I mean if this was a business environment, lol--so once you hit two connections you lose the robust, even data transfer rate?
Where was/is my mistake? Should I have gone with the 3ware card? Is Vista horrible? Unfortunately, I can't do some easy tests like I'd like under XP but it might have been better under XP (ignoring the losing array issue upon reboot issue). Weirdly enough, my gigabit transfer percentage went from 20% to 35% with Vista.
You'd think for $700 it could handle a simple 2-user setup. My software RAID5 system worked better in regards to consistent speed any day! I'm not after incredible maximum speed as long as I get a consistent, maintained speed! Random speeds confused programs and seem to introduce errors more often.
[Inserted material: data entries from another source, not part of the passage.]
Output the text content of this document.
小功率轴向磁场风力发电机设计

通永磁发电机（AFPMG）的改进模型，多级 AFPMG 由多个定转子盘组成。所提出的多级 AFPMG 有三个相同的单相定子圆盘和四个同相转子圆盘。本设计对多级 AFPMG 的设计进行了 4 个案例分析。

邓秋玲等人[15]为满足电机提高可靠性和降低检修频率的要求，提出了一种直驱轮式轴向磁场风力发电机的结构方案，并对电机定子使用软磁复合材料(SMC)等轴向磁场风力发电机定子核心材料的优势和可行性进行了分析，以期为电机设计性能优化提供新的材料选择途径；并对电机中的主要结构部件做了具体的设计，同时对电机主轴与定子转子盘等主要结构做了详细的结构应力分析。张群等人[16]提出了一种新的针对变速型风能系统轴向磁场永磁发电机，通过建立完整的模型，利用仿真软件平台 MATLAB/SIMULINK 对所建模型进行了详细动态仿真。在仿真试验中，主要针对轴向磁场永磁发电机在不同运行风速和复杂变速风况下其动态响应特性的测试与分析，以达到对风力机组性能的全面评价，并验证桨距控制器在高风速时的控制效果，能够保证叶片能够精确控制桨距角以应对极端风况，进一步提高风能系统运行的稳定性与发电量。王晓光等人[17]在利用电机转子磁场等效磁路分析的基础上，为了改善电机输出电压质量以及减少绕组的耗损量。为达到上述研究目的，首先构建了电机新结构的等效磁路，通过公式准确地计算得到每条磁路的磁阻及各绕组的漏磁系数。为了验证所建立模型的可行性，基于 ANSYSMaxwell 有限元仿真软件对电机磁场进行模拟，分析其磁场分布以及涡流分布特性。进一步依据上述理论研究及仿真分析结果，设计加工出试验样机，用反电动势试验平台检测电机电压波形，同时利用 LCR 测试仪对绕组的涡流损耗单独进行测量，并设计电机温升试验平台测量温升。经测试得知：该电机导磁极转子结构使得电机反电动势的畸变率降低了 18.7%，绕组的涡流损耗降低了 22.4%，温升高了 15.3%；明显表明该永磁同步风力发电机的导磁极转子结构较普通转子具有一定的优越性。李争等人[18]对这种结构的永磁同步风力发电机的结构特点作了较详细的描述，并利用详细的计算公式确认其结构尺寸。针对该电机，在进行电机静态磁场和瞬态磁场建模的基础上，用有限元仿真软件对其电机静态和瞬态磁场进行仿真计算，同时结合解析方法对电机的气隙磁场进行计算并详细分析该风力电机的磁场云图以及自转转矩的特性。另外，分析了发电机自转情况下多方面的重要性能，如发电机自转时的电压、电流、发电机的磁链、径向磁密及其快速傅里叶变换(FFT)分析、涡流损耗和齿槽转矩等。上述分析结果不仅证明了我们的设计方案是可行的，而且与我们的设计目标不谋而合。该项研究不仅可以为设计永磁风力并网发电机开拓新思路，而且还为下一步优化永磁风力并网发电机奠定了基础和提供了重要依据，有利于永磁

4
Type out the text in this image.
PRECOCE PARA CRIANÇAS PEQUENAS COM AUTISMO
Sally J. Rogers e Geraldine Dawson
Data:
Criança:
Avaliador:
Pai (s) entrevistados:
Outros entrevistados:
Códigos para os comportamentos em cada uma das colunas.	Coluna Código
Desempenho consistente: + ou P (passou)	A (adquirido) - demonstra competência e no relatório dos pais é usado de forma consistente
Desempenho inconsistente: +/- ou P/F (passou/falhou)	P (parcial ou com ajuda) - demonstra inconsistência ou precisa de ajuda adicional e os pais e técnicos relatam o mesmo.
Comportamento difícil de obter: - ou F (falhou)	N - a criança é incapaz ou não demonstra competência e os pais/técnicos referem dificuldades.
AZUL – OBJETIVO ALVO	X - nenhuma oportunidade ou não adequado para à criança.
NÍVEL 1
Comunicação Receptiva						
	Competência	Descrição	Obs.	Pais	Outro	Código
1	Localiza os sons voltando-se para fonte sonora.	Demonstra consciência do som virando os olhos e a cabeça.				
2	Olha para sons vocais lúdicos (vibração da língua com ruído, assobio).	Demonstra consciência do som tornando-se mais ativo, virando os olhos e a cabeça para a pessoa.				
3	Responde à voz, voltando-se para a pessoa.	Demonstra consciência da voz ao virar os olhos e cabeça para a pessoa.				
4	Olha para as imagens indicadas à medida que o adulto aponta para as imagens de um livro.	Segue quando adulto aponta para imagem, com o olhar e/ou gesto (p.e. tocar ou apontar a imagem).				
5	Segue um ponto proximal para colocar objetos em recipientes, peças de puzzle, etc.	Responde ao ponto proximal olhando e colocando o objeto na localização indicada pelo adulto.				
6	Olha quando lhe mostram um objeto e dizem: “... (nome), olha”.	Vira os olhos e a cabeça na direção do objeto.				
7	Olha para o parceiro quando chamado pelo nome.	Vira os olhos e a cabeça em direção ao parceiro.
I'm going to call Promise again if I can't find anything to help me. Now I wish I could have another identical hardware set so I could mess around with new stuff. Who knows, maybe I should just build another system except with 750 GB drives. I really thought this would solve all my issues once and for all! How crazy would that idea be?!
I've tried enabling/disabling/toggling SMART, NCQ, Drive Cache, Array Cache Mode, Vista Cache Modes, etc. Nothing makes much difference except for the Vista Cache Mode. The second checkbox helps speeds quite a bit.
I did a quick duplication test again -- remember I was getting 190 MB/second? This time I got 50 MB/second. A single drive might even be able to achieve that!
It's not tough to see how frustrating this can be.
Addition: I am using the onboard RAID to create a 3-drive * 320 GB RAID 5 main OS drive. This doesn't seem amazingly fast either! I am usually copying to or from this drive in my tests. Perhaps this has some severe limitations since it's just onboard RAID. But either way, it seems like all my data access is horribly slow.